I need to develop a robust RAG solution that works with CSV datasets for production use.
Two methods I’m considering:
Vector embeddings → Store in vector database → Process user questions → Run similarity/hybrid search → Send to LLM → Get response
Load CSV into dataframes → Have LLM generate Python code from user input → Execute queries on dataframe → Pass results to LLM for interpretation → Return final answer
The vector approach produces unclear responses since I’m treating structured data like unstructured text. The dataframe method works much better but I’m worried about performance at scale. What would you recommend for handling this properly?
definitely agree on that! treating structured data as if it’s text is a big no-no. also, validation and caching will help tons. once you optimize it properly, you’ll see a solid boost in performance for sure!

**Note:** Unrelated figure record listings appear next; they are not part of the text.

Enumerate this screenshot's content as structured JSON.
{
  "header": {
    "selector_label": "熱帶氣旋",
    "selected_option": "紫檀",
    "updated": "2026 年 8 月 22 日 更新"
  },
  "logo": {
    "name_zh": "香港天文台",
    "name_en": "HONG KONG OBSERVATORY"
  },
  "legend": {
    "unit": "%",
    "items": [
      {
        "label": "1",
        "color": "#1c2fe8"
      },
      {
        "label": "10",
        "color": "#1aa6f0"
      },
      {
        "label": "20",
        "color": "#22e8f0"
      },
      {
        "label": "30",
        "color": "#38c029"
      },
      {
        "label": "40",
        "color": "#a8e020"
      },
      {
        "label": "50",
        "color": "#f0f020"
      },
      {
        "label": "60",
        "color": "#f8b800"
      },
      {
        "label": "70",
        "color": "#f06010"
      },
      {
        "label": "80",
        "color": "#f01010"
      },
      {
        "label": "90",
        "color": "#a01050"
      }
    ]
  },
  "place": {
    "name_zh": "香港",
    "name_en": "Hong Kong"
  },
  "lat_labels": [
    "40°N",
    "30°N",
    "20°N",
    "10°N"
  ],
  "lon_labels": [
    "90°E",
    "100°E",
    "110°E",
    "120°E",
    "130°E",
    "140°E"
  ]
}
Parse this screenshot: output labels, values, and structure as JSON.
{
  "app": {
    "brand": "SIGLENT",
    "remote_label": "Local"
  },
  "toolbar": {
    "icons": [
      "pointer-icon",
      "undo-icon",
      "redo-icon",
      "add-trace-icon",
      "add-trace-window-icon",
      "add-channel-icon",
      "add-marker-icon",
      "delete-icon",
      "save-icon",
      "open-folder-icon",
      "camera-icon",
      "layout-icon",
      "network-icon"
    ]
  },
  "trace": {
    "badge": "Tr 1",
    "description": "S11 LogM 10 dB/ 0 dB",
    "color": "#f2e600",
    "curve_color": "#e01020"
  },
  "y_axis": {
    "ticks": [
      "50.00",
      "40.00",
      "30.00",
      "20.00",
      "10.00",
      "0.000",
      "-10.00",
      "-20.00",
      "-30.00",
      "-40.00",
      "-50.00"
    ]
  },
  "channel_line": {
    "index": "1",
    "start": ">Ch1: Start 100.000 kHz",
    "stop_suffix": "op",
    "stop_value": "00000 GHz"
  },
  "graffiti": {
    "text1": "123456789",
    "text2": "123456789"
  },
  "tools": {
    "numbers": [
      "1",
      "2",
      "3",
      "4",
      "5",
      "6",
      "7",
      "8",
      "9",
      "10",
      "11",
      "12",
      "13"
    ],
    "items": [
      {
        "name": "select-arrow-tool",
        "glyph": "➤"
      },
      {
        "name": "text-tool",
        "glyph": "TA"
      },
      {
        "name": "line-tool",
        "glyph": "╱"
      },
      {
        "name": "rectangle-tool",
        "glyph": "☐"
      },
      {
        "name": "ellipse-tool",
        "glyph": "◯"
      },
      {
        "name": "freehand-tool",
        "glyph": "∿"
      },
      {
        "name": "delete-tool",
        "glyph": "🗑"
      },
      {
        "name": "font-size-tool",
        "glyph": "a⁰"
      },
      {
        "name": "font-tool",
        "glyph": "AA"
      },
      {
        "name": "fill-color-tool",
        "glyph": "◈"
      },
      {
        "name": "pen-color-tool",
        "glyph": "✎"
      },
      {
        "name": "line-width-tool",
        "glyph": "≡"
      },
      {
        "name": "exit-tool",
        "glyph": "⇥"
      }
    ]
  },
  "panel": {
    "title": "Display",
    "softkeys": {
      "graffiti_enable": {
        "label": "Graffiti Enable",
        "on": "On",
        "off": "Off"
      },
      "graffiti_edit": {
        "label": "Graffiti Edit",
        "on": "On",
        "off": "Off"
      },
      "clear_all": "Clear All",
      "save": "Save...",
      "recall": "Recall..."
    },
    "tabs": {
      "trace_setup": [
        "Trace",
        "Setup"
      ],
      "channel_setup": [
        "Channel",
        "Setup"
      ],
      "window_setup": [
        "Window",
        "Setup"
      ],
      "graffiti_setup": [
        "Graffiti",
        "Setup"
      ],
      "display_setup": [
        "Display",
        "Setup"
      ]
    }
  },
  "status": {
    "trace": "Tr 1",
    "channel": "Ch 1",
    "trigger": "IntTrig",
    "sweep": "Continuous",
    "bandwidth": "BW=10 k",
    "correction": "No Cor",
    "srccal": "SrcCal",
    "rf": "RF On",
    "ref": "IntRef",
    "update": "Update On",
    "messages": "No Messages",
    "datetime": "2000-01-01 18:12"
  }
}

Been there, done that - multiple times. You’re right about vector embeddings being useless for CSV data. Learned that lesson the hard way on a customer analytics project.
I’d go with your second approach but tweak it:
Ditch pandas for DuckDB. It’s way faster on large datasets and won’t blow up your memory.
Cache the SQL/Python patterns. Most business questions are repetitive, so you won’t regenerate the same queries over and over.
Add validation before running any code. Whitelist operations so you don’t execute something dangerous.
Partition massive datasets. Only load what you need based on the initial query.
We handle 50M+ row datasets this way and get sub-10 second response times on most queries. The trick is never loading everything into memory.
This walkthrough shows a solid CSV analysis implementation with language models:
One last thing - always sandbox your code execution. Use containers or restricted Python environments so generated code can’t touch anything it shouldn’t.